The first point is a step toward AttentionTrust's founding principles, which assert (among other things) that users should be able to store the personal attention data they create where they want and move it when they want. Although it should be noted that APIs are a crucial but not-necessarily-sufficient step. Allowing me to get my data out is great--but what if I want to delete it entirely?

And the second point suggests one of the ways that I believe attention data is going to prove most useful--powering personalized discovery and recommendation systems.

Eric discusses attention even more explicitly later in the post--it's interesting reading, so I'm going to quote this passage in full:

Attention: so I do recommend reading the following short paper: The Attention Economy The Natural Economy of the Net - this is a good paper to reflect upon given that it helps you understand sites like Memorandum and how they are doing a temporal aggregation of what people are writing about and linking to and rolling that up as a moment of: "Hey, this is what people are currently paying attention to."
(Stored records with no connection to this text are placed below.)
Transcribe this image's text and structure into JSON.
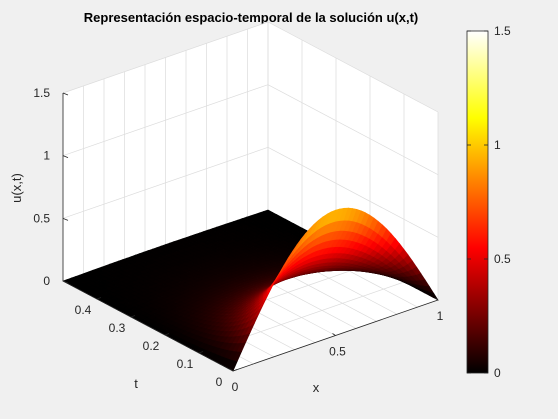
{
  "chart_data": {
    "type": "surface",
    "title": "Representación espacio-temporal de la solución u(x,t)",
    "xlabel": "x",
    "ylabel": "t",
    "zlabel": "u(x,t)",
    "xlim": [
      0,
      1
    ],
    "ylim": [
      0,
      0.5
    ],
    "zlim": [
      0,
      1.5
    ],
    "x_ticks": [
      "0",
      "0.5",
      "1"
    ],
    "y_ticks": [
      "0",
      "0.1",
      "0.2",
      "0.3",
      "0.4"
    ],
    "z_ticks": [
      "0",
      "0.5",
      "1",
      "1.5"
    ],
    "function": "u(x,t) = exp(-pi^2 t) sin(pi x)",
    "peak_value": 1,
    "grid": true,
    "colormap": "hot",
    "colorbar": {
      "range": [
        0,
        1.5
      ],
      "ticks": [
        "0",
        "0.5",
        "1",
        "1.5"
      ],
      "placement": "right"
    }
  }
}
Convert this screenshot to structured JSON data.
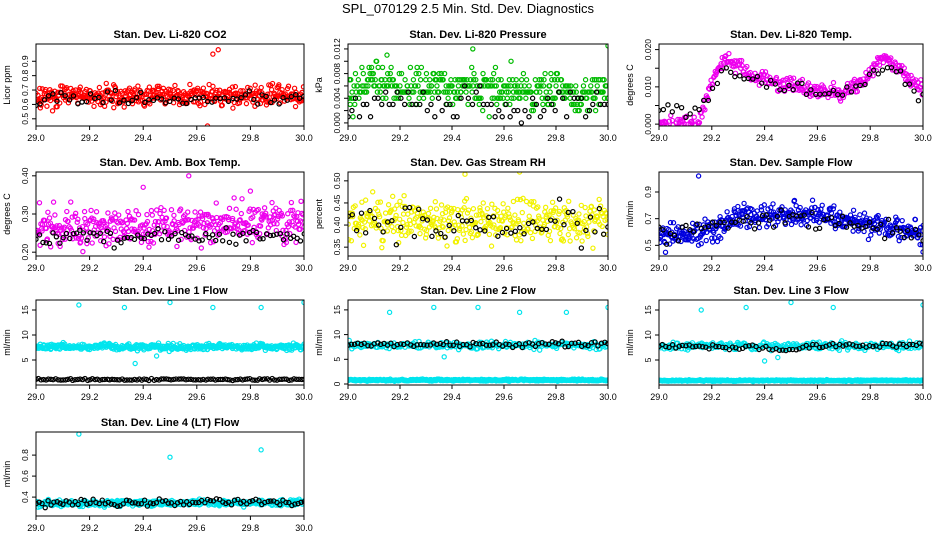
{
  "page": {
    "title": "SPL_070129  2.5 Min. Std. Dev. Diagnostics"
  },
  "colors": {
    "red": "#ff0000",
    "green": "#00bb00",
    "magenta": "#ee00ee",
    "yellow": "#f2f200",
    "blue": "#0000dd",
    "cyan": "#00e5ee",
    "black": "#000000"
  },
  "x_axis": {
    "range": [
      29.0,
      30.0
    ],
    "ticks": [
      "29.0",
      "29.2",
      "29.4",
      "29.6",
      "29.8",
      "30.0"
    ]
  },
  "chart_data": [
    {
      "id": "co2",
      "type": "scatter",
      "title": "Stan. Dev. Li-820 CO2",
      "ylabel": "Licor ppm",
      "xlim": [
        29.0,
        30.0
      ],
      "ylim": [
        0.45,
        1.02
      ],
      "yticks": [
        0.5,
        0.6,
        0.7,
        0.8,
        0.9
      ],
      "ytick_labels": [
        "0.5",
        "0.6",
        "0.7",
        "0.8",
        "0.9"
      ],
      "series": [
        {
          "name": "primary",
          "color": "red",
          "n": 420,
          "profile": [
            [
              29.0,
              0.66
            ],
            [
              30.0,
              0.66
            ]
          ],
          "noise": 0.05,
          "outliers": [
            [
              29.68,
              0.98
            ],
            [
              29.66,
              0.95
            ],
            [
              29.64,
              0.45
            ],
            [
              29.02,
              0.62
            ]
          ]
        },
        {
          "name": "black",
          "color": "black",
          "n": 65,
          "profile": [
            [
              29.0,
              0.64
            ],
            [
              30.0,
              0.64
            ]
          ],
          "noise": 0.04,
          "outliers": []
        }
      ]
    },
    {
      "id": "pressure",
      "type": "scatter",
      "title": "Stan. Dev. Li-820 Pressure",
      "ylabel": "kPa",
      "xlim": [
        29.0,
        30.0
      ],
      "ylim": [
        -0.0005,
        0.0128
      ],
      "yticks": [
        0,
        0.002,
        0.004,
        0.006,
        0.008,
        0.01,
        0.012
      ],
      "ytick_labels": [
        "0.000",
        "",
        "0.004",
        "",
        "0.008",
        "",
        "0.012"
      ],
      "series": [
        {
          "name": "primary",
          "color": "green",
          "n": 380,
          "profile": [
            [
              29.0,
              0.004
            ],
            [
              29.05,
              0.006
            ],
            [
              29.1,
              0.008
            ],
            [
              29.15,
              0.006
            ],
            [
              30.0,
              0.005
            ]
          ],
          "noise": 0.0022,
          "quant": 0.001,
          "outliers": [
            [
              29.48,
              0.012
            ],
            [
              30.0,
              0.0125
            ],
            [
              29.15,
              0.011
            ]
          ]
        },
        {
          "name": "black",
          "color": "black",
          "n": 70,
          "profile": [
            [
              29.0,
              0.003
            ],
            [
              30.0,
              0.003
            ]
          ],
          "noise": 0.0018,
          "quant": 0.001,
          "outliers": []
        }
      ]
    },
    {
      "id": "temp820",
      "type": "scatter",
      "title": "Stan. Dev. Li-820 Temp.",
      "ylabel": "degrees C",
      "xlim": [
        29.0,
        30.0
      ],
      "ylim": [
        -0.0005,
        0.0215
      ],
      "yticks": [
        0,
        0.005,
        0.01,
        0.015,
        0.02
      ],
      "ytick_labels": [
        "0.000",
        "",
        "0.010",
        "",
        "0.020"
      ],
      "series": [
        {
          "name": "primary",
          "color": "magenta",
          "n": 340,
          "profile": [
            [
              29.0,
              0.0
            ],
            [
              29.15,
              0.0
            ],
            [
              29.2,
              0.012
            ],
            [
              29.25,
              0.018
            ],
            [
              29.35,
              0.013
            ],
            [
              29.45,
              0.011
            ],
            [
              29.6,
              0.009
            ],
            [
              29.7,
              0.008
            ],
            [
              29.78,
              0.012
            ],
            [
              29.85,
              0.018
            ],
            [
              29.9,
              0.015
            ],
            [
              30.0,
              0.009
            ]
          ],
          "noise": 0.0015,
          "outliers": []
        },
        {
          "name": "black",
          "color": "black",
          "n": 60,
          "profile": [
            [
              29.15,
              0.004
            ],
            [
              29.25,
              0.014
            ],
            [
              29.45,
              0.01
            ],
            [
              29.7,
              0.008
            ],
            [
              29.85,
              0.016
            ],
            [
              30.0,
              0.008
            ]
          ],
          "noise": 0.0013,
          "outliers": []
        }
      ]
    },
    {
      "id": "boxtemp",
      "type": "scatter",
      "title": "Stan. Dev. Amb. Box Temp.",
      "ylabel": "degrees C",
      "xlim": [
        29.0,
        30.0
      ],
      "ylim": [
        0.19,
        0.41
      ],
      "yticks": [
        0.2,
        0.3,
        0.4
      ],
      "ytick_labels": [
        "0.20",
        "0.30",
        "0.40"
      ],
      "series": [
        {
          "name": "primary",
          "color": "magenta",
          "n": 400,
          "profile": [
            [
              29.0,
              0.26
            ],
            [
              30.0,
              0.28
            ]
          ],
          "noise": 0.035,
          "outliers": [
            [
              29.57,
              0.4
            ],
            [
              29.8,
              0.36
            ],
            [
              29.4,
              0.37
            ]
          ]
        },
        {
          "name": "black",
          "color": "black",
          "n": 80,
          "profile": [
            [
              29.0,
              0.24
            ],
            [
              30.0,
              0.24
            ]
          ],
          "noise": 0.015,
          "outliers": []
        }
      ]
    },
    {
      "id": "rh",
      "type": "scatter",
      "title": "Stan. Dev. Gas Stream RH",
      "ylabel": "percent",
      "xlim": [
        29.0,
        30.0
      ],
      "ylim": [
        0.33,
        0.52
      ],
      "yticks": [
        0.35,
        0.4,
        0.45,
        0.5
      ],
      "ytick_labels": [
        "0.35",
        "0.40",
        "0.45",
        "0.50"
      ],
      "series": [
        {
          "name": "primary",
          "color": "yellow",
          "n": 380,
          "profile": [
            [
              29.0,
              0.41
            ],
            [
              30.0,
              0.41
            ]
          ],
          "noise": 0.035,
          "outliers": [
            [
              29.66,
              0.52
            ],
            [
              29.45,
              0.515
            ]
          ]
        },
        {
          "name": "black",
          "color": "black",
          "n": 60,
          "profile": [
            [
              29.0,
              0.4
            ],
            [
              30.0,
              0.4
            ]
          ],
          "noise": 0.03,
          "outliers": []
        }
      ]
    },
    {
      "id": "sample",
      "type": "scatter",
      "title": "Stan. Dev. Sample Flow",
      "ylabel": "ml/min",
      "xlim": [
        29.0,
        30.0
      ],
      "ylim": [
        0.42,
        1.05
      ],
      "yticks": [
        0.5,
        0.7,
        0.9
      ],
      "ytick_labels": [
        "0.5",
        "0.7",
        "0.9"
      ],
      "series": [
        {
          "name": "primary",
          "color": "blue",
          "n": 420,
          "profile": [
            [
              29.0,
              0.57
            ],
            [
              29.2,
              0.6
            ],
            [
              29.3,
              0.72
            ],
            [
              29.6,
              0.73
            ],
            [
              29.8,
              0.66
            ],
            [
              30.0,
              0.6
            ]
          ],
          "noise": 0.06,
          "outliers": [
            [
              29.15,
              1.02
            ],
            [
              30.0,
              0.45
            ]
          ]
        },
        {
          "name": "black",
          "color": "black",
          "n": 70,
          "profile": [
            [
              29.0,
              0.55
            ],
            [
              29.3,
              0.68
            ],
            [
              29.6,
              0.7
            ],
            [
              30.0,
              0.58
            ]
          ],
          "noise": 0.05,
          "outliers": []
        }
      ]
    },
    {
      "id": "line1",
      "type": "scatter",
      "title": "Stan. Dev. Line 1 Flow",
      "ylabel": "ml/min",
      "xlim": [
        29.0,
        30.0
      ],
      "ylim": [
        0.0,
        17.0
      ],
      "yticks": [
        5,
        10,
        15
      ],
      "ytick_labels": [
        "5",
        "10",
        "15"
      ],
      "series": [
        {
          "name": "primary",
          "color": "cyan",
          "n": 440,
          "profile": [
            [
              29.0,
              7.6
            ],
            [
              30.0,
              7.6
            ]
          ],
          "noise": 0.45,
          "outliers": [
            [
              29.16,
              16
            ],
            [
              29.33,
              15.5
            ],
            [
              29.5,
              16.5
            ],
            [
              29.66,
              15.5
            ],
            [
              29.84,
              15.5
            ],
            [
              30.0,
              16.5
            ],
            [
              29.37,
              4.3
            ],
            [
              29.45,
              5.8
            ]
          ]
        },
        {
          "name": "black",
          "color": "black",
          "n": 110,
          "profile": [
            [
              29.0,
              1.1
            ],
            [
              30.0,
              1.1
            ]
          ],
          "noise": 0.12,
          "outliers": []
        }
      ]
    },
    {
      "id": "line2",
      "type": "scatter",
      "title": "Stan. Dev. Line 2 Flow",
      "ylabel": "ml/min",
      "xlim": [
        29.0,
        30.0
      ],
      "ylim": [
        -0.2,
        17.0
      ],
      "yticks": [
        0,
        5,
        10,
        15
      ],
      "ytick_labels": [
        "0",
        "5",
        "10",
        "15"
      ],
      "series": [
        {
          "name": "primary",
          "color": "cyan",
          "n": 420,
          "profile": [
            [
              29.0,
              0.8
            ],
            [
              30.0,
              0.8
            ]
          ],
          "noise": 0.12,
          "outliers": []
        },
        {
          "name": "primary2",
          "color": "cyan",
          "n": 260,
          "profile": [
            [
              29.0,
              7.8
            ],
            [
              30.0,
              7.8
            ]
          ],
          "noise": 0.5,
          "outliers": [
            [
              29.16,
              14.5
            ],
            [
              29.33,
              15.5
            ],
            [
              29.5,
              15.5
            ],
            [
              29.66,
              14.5
            ],
            [
              29.84,
              14.5
            ],
            [
              30.0,
              15.5
            ],
            [
              29.37,
              5.5
            ]
          ]
        },
        {
          "name": "black",
          "color": "black",
          "n": 80,
          "profile": [
            [
              29.0,
              7.9
            ],
            [
              30.0,
              8.1
            ]
          ],
          "noise": 0.35,
          "outliers": []
        }
      ]
    },
    {
      "id": "line3",
      "type": "scatter",
      "title": "Stan. Dev. Line 3 Flow",
      "ylabel": "ml/min",
      "xlim": [
        29.0,
        30.0
      ],
      "ylim": [
        0.0,
        17.0
      ],
      "yticks": [
        5,
        10,
        15
      ],
      "ytick_labels": [
        "5",
        "10",
        "15"
      ],
      "series": [
        {
          "name": "primary",
          "color": "cyan",
          "n": 420,
          "profile": [
            [
              29.0,
              0.9
            ],
            [
              30.0,
              0.9
            ]
          ],
          "noise": 0.1,
          "outliers": []
        },
        {
          "name": "primary2",
          "color": "cyan",
          "n": 260,
          "profile": [
            [
              29.0,
              7.8
            ],
            [
              30.0,
              7.8
            ]
          ],
          "noise": 0.55,
          "outliers": [
            [
              29.16,
              15.0
            ],
            [
              29.33,
              15.5
            ],
            [
              29.5,
              16.5
            ],
            [
              29.66,
              15.5
            ],
            [
              30.0,
              16.0
            ],
            [
              29.4,
              4.8
            ],
            [
              29.45,
              5.5
            ]
          ]
        },
        {
          "name": "black",
          "color": "black",
          "n": 80,
          "profile": [
            [
              29.0,
              7.8
            ],
            [
              29.4,
              7.6
            ],
            [
              29.5,
              6.8
            ],
            [
              29.6,
              7.8
            ],
            [
              30.0,
              8.1
            ]
          ],
          "noise": 0.35,
          "outliers": []
        }
      ]
    },
    {
      "id": "line4",
      "type": "scatter",
      "title": "Stan. Dev. Line 4 (LT) Flow",
      "ylabel": "ml/min",
      "xlim": [
        29.0,
        30.0
      ],
      "ylim": [
        0.22,
        1.02
      ],
      "yticks": [
        0.4,
        0.6,
        0.8
      ],
      "ytick_labels": [
        "0.4",
        "0.6",
        "0.8"
      ],
      "series": [
        {
          "name": "primary",
          "color": "cyan",
          "n": 440,
          "profile": [
            [
              29.0,
              0.34
            ],
            [
              30.0,
              0.35
            ]
          ],
          "noise": 0.02,
          "outliers": [
            [
              29.16,
              1.0
            ],
            [
              29.5,
              0.78
            ],
            [
              29.84,
              0.85
            ]
          ]
        },
        {
          "name": "black",
          "color": "black",
          "n": 90,
          "profile": [
            [
              29.0,
              0.34
            ],
            [
              30.0,
              0.35
            ]
          ],
          "noise": 0.025,
          "outliers": []
        }
      ]
    }
  ]
}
Attention, in today's society, is power. The economy aspect of it, though, it what causes people to stumble as they ask, "How do I turn attention into money?" Well, how does a famous person turn attention into money?

As for the geekier aspects of attention, I've tried to conjure up a deeper understanding of Attention before: Eric'o'theque! Attention! After the first day of Gnomedex6, I wrote some unfortunate things regarding Mr. Gillmor's Attention Operating System talk, but it still escapes me, excepting the above paper, what's so super and beyond the obvious related to attention. It seems like simple data mining, like what Amazon does for each customer, and what attention strives to do is empower the user to data mine themselves and, if they choose, anonymize and share their attention so that an aggregate set of web-space sites can be unioned together to see what people in general are paying attention to.
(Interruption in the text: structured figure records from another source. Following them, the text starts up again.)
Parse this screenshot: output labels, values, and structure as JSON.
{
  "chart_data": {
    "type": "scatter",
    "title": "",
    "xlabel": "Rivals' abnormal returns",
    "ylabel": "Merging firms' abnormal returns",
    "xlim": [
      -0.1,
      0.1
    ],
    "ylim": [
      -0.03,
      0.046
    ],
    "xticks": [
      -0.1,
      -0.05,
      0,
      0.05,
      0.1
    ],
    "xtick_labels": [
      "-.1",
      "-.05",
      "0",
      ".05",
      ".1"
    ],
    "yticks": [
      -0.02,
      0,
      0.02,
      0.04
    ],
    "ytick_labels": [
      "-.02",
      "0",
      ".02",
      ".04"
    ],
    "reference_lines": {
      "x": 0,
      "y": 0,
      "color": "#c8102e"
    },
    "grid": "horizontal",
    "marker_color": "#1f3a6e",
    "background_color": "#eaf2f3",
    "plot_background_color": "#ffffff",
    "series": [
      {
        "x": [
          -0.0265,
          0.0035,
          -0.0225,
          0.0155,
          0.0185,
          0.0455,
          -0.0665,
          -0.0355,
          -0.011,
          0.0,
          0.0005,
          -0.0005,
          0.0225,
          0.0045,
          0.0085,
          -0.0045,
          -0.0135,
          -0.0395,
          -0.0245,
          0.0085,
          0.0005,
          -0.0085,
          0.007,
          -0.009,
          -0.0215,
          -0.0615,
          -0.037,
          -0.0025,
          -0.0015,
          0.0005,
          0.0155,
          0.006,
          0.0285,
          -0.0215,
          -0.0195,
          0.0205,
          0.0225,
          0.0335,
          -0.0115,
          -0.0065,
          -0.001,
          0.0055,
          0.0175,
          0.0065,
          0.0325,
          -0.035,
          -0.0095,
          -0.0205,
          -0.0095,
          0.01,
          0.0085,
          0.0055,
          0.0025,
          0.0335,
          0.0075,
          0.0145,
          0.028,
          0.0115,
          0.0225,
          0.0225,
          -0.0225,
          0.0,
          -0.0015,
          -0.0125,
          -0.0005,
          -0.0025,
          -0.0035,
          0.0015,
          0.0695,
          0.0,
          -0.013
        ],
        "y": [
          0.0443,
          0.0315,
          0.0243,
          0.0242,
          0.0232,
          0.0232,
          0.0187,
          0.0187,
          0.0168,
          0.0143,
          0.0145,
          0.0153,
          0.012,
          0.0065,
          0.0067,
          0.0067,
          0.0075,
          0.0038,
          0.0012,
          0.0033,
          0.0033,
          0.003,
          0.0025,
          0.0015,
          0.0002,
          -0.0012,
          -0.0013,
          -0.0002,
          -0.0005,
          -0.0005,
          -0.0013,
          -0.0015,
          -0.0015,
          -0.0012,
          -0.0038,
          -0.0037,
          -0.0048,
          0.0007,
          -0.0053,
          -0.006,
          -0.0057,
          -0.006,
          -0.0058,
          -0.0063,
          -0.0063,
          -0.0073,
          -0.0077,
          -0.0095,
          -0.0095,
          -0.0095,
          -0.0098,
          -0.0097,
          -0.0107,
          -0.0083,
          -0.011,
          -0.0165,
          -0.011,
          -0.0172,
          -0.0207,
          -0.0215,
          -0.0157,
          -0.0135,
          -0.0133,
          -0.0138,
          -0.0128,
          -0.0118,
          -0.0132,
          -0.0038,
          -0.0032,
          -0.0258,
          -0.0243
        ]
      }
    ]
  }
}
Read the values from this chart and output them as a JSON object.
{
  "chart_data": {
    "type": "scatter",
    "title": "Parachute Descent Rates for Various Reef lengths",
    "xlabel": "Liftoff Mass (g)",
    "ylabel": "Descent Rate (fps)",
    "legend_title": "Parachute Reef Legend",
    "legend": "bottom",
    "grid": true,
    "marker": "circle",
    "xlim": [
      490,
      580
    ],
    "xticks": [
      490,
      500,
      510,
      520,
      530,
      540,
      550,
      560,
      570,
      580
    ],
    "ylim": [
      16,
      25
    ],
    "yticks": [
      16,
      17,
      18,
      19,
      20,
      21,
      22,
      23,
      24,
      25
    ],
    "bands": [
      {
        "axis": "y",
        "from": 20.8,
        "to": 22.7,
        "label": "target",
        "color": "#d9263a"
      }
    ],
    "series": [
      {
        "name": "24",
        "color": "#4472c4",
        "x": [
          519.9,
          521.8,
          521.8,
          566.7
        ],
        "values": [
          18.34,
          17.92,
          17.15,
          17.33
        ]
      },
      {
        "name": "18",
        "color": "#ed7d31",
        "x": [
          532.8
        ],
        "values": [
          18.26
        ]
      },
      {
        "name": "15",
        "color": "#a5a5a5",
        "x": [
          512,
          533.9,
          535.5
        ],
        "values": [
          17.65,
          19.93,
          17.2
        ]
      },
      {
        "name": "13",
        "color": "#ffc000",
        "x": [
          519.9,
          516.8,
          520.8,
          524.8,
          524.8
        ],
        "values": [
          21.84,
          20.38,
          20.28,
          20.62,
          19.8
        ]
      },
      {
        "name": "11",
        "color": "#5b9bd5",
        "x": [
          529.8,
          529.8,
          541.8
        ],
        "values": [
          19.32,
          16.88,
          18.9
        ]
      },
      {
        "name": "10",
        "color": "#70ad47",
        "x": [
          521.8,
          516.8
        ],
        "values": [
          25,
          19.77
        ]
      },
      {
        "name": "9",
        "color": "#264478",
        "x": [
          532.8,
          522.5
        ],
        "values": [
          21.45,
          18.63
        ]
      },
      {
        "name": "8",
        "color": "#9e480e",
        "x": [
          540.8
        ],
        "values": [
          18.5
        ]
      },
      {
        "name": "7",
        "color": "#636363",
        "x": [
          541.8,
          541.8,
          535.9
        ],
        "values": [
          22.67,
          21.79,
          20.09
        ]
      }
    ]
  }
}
As for Microsoft? Eh. Well, it would be useful if Sharepoint could create a page representing the sites and subsites that I have been visiting and using. What forms do I frequently fill out? What lists do I tend to edit? Digital bread crumbs aggregated over time and use. Then, I guess, knowing my organization, they could find associated sites within my reports, my peers, and my management (should my boss be on vacation and I need to fill out a report my boss usually does once a week). There shouldn't be any privacy concerns there since I'd only see information I have access to.

For Internet Explorer: should there be a way to do a more indepth history feature? Something I could push-up and push-down between the four different computers I use during the day would be nice. Call it "Live History" - oh yes, enjoy the oxymoron! - and provide a rich web page experience where I can review and organize where I spend my digital time, merged across participating devices. The most important thing is that I can let it roam, keep it updated, and access it from any computer. This would be something beyond the hierarchy of OPML.

Online life is exceptionally chaotic and a lot of data tracking a person's usage is collected. Perhaps there is something to the poor person bouncing around everywhere to opting in to having what they pay attention to collected and data mined and repurposed for themselves. And that's probably all fine and good until the lawyers get involved. Fine. Be sure to encrypt it.

I read much of this section as sypathetic to AttentionTrust principles and mission, but I'm unclear on that last passage: "...Perhaps there is something to the poor person bouncing around everywhere to opting in to having what they pay attention to collected and data mined and repurposed for themselves. And that's probably all fine and good until the lawyers get involved..." Is there a missing word in here? I'm just not getting Eric's meaning.